At the same time though, every now and again you can just hit a wall, usually thanks to Guild Wars 2 falling for the classic MMO trap of assuming players are either psychic or plugged into a wiki. The day this genre finally learns that questions like “Vitality or Toughness?” should be coupled with some actual advice on that will be a glorious one. But that’s another rant.
One of the earliest problems is that you can easily get 100% completion in your starter area – even given a reward for it – but still not be ready to walk into the next zone if you’ve not also done enough events, chopped enough trees and so on. The solution is an easy one – go to another starting area. However, not only is magically travelling across the world to be able to step into the next field frankly dumb, it’s not made clear that you can do so in the first place. In another MMO, this would be par for the course. Guild Wars 2 trains you to expect better of it though, making it extra-disappointing when it lets itself down with something silly.

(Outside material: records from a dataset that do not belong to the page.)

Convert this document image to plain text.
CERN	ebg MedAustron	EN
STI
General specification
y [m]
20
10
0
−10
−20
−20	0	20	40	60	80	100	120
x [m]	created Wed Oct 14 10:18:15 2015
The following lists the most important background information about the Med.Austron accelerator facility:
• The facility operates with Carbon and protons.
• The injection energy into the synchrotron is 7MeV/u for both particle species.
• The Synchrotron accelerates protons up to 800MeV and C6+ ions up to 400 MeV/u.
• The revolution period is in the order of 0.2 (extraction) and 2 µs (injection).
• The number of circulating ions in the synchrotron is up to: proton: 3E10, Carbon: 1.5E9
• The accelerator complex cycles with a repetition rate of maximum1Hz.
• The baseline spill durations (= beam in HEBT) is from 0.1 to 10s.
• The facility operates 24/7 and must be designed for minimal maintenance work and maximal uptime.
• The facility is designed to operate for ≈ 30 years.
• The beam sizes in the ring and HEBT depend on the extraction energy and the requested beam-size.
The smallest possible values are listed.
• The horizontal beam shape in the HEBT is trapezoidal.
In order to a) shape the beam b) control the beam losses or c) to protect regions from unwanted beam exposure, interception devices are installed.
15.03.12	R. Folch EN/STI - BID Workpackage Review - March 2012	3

The personal quests tend to suffer the worst from this, since unlike the main world you’re not usually with people who can help out. In general, I like these quick trips into something a little closer to a single-player RPG, complete with some clever quest design, proper dialogues, choices to make, and lots more goodness. Some of the specific design can be nasty though, and doesn’t always feel tuned for every character class to handle. The end of my Elementalist’s first act was especially painful, presenting an enemy who hit far too hard for my poor cloth armour, carefully placed as if to ensure that my NPC backup would die at her feet and thus be impossible to revive without drawing her aggro. Grr. Methinks the designer was a Warrior.
None of these are deal-breakers, of course. It’s simply that when the hype around a game is this heavy, it’s easy to expect perfection. Guild Wars 2 is not perfect. It is however the most fun I’ve had with an MMO in a very, very long time, and the first to turn social questing into something even solo-minded misanthropes like myself can do on a whim. That alone makes worth it playing, and this is just the start of its story. I can’t wait to see where it goes next…
Guild Wars 2 is available now. It’s still suffering from some launch issues though, so you might want to wait a few more days to jump in if you haven’t already taken the plunge.